Evet, keskin çizgilerle kat’î mizanlarla bu gerçek göz önünde, istisnasız her insan ölmüş kimseleri görüyor, onlar dünyadan ne toplamışlarsa hiç birisi için elini uzatıp şunu bana verin, onu çok seviyorum, birlikte götürmek istiyorum diyemiyor. Akıl, şuur ve diğer melekâtı ruhla birlikte insandan alınmadan her nesi varsa vermeye koşmalı. En azından taşıma külfetinden kurtulmuş olur… Ve onlardan ayrılması o malum saat sırasında zor gelmez.

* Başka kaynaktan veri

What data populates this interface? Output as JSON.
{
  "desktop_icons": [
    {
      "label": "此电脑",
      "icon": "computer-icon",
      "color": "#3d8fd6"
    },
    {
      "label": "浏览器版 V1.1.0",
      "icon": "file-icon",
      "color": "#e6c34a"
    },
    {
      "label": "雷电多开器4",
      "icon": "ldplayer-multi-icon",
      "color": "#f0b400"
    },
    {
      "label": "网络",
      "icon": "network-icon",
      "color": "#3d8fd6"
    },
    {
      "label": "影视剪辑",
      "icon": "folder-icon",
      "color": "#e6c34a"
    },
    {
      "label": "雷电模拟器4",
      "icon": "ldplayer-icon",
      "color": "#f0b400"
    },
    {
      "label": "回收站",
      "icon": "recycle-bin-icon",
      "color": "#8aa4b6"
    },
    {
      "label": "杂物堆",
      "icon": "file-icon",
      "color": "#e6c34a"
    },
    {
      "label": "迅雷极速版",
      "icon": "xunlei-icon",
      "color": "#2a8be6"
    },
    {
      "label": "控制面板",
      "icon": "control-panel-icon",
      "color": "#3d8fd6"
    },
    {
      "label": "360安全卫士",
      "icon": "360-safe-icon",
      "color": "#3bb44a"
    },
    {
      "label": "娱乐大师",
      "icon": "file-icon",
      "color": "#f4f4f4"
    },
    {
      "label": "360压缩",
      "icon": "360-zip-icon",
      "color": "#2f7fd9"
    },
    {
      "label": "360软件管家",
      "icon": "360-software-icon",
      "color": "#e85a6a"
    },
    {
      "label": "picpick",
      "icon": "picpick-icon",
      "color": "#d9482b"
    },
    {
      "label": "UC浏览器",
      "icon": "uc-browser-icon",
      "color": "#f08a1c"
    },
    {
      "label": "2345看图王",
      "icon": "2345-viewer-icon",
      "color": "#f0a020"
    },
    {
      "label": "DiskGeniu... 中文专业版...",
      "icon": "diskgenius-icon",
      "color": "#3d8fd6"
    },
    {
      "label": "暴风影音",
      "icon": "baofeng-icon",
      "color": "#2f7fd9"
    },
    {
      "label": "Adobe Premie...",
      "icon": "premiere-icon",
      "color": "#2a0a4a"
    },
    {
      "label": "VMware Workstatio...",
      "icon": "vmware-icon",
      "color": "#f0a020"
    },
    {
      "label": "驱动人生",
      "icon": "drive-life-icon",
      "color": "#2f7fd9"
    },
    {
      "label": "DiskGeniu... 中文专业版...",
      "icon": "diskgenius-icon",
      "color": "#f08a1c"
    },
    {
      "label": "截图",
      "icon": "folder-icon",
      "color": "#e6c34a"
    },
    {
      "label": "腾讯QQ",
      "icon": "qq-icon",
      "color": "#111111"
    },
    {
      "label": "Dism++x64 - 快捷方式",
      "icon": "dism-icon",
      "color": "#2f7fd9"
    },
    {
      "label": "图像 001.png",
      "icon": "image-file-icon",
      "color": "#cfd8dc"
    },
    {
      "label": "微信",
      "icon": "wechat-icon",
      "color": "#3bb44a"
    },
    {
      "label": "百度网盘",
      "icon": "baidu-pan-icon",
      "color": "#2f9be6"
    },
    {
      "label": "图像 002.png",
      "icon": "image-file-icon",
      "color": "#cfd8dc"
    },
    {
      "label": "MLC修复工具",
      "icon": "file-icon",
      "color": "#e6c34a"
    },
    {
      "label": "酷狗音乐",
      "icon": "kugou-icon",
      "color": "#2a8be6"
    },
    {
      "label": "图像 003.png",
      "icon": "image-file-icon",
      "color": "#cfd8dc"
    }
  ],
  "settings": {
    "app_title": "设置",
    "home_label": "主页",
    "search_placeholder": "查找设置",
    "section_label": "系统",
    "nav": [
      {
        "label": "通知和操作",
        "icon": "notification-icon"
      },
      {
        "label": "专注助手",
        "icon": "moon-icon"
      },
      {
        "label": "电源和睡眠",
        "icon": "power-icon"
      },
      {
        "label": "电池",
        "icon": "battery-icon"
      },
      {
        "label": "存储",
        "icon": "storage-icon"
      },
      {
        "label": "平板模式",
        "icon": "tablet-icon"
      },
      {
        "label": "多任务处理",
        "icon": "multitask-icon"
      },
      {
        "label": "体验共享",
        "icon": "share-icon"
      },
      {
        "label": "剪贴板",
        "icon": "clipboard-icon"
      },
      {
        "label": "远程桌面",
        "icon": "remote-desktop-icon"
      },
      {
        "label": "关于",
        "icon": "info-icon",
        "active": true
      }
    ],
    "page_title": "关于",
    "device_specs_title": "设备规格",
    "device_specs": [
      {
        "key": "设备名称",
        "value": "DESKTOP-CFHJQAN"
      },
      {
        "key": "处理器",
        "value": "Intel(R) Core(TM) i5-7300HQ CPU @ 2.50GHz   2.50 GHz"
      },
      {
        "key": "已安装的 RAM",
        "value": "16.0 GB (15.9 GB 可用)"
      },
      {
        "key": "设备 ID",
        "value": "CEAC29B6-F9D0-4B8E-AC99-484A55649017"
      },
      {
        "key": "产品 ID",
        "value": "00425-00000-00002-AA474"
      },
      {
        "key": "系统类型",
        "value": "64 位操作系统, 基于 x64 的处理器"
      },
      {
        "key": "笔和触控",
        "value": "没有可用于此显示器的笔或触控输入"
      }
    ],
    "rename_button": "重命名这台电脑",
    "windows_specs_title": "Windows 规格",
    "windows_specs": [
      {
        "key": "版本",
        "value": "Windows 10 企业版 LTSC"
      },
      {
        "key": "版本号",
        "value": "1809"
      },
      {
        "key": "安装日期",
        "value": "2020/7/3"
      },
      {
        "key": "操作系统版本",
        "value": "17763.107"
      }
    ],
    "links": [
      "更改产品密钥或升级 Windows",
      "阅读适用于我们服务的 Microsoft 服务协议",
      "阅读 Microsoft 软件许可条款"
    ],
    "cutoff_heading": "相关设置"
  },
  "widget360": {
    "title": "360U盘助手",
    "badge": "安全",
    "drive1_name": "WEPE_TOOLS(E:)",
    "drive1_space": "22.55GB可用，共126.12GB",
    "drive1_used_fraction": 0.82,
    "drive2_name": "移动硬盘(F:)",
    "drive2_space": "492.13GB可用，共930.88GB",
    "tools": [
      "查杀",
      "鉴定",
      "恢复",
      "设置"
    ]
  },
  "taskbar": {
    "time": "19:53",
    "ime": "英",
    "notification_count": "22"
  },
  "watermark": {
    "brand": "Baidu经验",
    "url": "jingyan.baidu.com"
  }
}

Âkil kimse ne ile mahmul ise, her ne ile zenginleştirilmişse sehavet faziletini bir cennet şerbeti gibi içer de ölümsüz hayatına yeni bir hayat katar. Doğrusu vermek isteyenler, marifetli istifadelerin tevzii de dâhil olarak kötü örnekler tesirinde kalmamalı. Kesinlikle yeminle söyleyebilirim ki şuurlu olarak verebildikten sonra her ne verilmişse onun yeri hemen rahmetten bir inzal ile dolduruluyor. Maddesi de böyle, manası da böyle, ilim ve marifetler de böyle.

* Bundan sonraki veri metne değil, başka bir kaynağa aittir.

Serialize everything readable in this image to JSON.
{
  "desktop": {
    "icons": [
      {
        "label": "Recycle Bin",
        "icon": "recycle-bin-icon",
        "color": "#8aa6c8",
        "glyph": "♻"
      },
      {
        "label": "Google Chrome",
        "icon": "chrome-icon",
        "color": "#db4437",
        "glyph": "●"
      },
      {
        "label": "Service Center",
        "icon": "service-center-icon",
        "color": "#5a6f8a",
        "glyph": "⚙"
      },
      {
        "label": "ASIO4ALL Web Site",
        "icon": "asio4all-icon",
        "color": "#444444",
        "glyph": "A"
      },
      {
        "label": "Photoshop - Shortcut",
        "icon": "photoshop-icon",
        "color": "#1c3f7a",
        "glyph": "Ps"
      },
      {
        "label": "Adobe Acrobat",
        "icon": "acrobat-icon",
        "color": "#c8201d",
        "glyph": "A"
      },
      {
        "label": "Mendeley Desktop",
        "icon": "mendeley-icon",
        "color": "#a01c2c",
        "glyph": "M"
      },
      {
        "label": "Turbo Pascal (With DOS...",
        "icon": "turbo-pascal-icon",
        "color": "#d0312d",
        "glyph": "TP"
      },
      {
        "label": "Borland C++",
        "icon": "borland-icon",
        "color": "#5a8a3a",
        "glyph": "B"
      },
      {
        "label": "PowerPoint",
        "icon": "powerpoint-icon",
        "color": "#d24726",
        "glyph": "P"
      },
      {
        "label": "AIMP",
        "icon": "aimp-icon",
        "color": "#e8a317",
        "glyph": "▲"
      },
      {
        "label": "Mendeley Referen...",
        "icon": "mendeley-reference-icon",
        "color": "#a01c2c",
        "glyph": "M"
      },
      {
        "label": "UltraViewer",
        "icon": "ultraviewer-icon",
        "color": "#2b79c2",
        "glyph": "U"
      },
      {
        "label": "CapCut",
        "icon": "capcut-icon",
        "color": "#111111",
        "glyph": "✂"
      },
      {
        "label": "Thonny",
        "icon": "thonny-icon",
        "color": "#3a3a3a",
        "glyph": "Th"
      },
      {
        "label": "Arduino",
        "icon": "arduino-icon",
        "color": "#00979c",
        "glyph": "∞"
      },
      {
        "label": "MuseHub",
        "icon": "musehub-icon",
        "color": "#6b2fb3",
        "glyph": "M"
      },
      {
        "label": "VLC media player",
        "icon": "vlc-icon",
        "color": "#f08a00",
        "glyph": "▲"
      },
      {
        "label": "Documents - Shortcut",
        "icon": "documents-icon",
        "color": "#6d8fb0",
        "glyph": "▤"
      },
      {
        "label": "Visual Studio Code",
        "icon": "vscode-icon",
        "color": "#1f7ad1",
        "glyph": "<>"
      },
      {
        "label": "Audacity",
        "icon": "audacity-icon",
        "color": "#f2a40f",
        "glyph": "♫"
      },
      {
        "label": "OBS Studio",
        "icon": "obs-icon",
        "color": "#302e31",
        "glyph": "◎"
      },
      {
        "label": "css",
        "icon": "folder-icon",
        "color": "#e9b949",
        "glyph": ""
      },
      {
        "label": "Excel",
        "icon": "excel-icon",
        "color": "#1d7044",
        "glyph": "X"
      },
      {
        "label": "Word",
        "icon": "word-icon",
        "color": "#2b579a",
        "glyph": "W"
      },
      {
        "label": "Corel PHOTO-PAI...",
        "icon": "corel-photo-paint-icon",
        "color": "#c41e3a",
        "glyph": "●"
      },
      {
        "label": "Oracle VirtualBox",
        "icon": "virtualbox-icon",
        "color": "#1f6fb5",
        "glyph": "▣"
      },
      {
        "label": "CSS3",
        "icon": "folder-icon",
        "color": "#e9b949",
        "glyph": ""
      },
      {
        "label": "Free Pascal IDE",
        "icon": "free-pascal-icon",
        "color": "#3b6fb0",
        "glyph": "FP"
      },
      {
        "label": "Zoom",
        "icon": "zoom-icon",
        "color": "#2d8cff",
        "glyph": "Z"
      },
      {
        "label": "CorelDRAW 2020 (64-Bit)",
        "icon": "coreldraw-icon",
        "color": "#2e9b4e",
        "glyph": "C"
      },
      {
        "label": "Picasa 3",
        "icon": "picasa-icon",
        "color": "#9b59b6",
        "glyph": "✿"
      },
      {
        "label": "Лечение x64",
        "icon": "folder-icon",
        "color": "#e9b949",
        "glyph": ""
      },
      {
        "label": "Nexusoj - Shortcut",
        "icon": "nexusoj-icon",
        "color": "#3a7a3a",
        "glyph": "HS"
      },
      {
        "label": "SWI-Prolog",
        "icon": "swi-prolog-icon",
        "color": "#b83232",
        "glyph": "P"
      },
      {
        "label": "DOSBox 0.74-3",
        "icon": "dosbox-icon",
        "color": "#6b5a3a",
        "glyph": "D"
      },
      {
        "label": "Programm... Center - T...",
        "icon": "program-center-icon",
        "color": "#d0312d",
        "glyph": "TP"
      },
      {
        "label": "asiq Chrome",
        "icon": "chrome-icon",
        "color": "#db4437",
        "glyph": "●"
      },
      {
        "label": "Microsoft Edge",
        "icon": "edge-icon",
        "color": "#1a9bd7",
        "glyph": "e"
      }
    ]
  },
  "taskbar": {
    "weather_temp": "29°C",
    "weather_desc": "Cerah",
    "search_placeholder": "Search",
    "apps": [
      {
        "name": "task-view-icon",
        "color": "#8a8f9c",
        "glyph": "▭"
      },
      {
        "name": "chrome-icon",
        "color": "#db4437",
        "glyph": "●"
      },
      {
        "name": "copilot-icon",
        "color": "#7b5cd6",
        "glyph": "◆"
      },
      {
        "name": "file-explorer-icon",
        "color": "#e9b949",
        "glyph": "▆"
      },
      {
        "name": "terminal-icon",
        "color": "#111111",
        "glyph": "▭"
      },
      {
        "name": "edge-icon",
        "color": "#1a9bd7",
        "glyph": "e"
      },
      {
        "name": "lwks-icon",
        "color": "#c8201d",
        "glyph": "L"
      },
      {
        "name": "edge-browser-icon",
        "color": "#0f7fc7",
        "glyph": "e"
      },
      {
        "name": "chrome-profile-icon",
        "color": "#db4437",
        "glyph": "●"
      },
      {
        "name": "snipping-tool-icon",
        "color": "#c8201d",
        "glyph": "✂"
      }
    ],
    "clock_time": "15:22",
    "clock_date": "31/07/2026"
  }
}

Bu cûd ile açılmış elleri öpmek istiyorum. O ellerin gönülleri yüksek dağlardaki esintilerden daha kuvvetli manevî esintilere merkez oluyor. Mübarek olsun.

Verebilenler vermeye devam ediniz. Vermek isteyip veremeyenler verenleri örnek alınız. Sizleri vermekten eksilecek endişesine düşüren iblis ve avanelerinin fiilen yüzüne tükürünüz. Bilesiniz ki Rabb’imizin cûdu sizin kerem sıfatınızın çok çok fevkindedir.


Kardeşim, daha çok meşgul etmek istemiyorum. Kanaatimce yukarıda arz ettiğim birkaç satır bir kitap zenginliğine sahiptir. Rabb’ime hamdolsun, tekrar sizi sevgilerle selâmlıyorum.

Not: Bu mektup Kamil Jiliptay’a telefon görüşmesiyle yazdırılmıştır.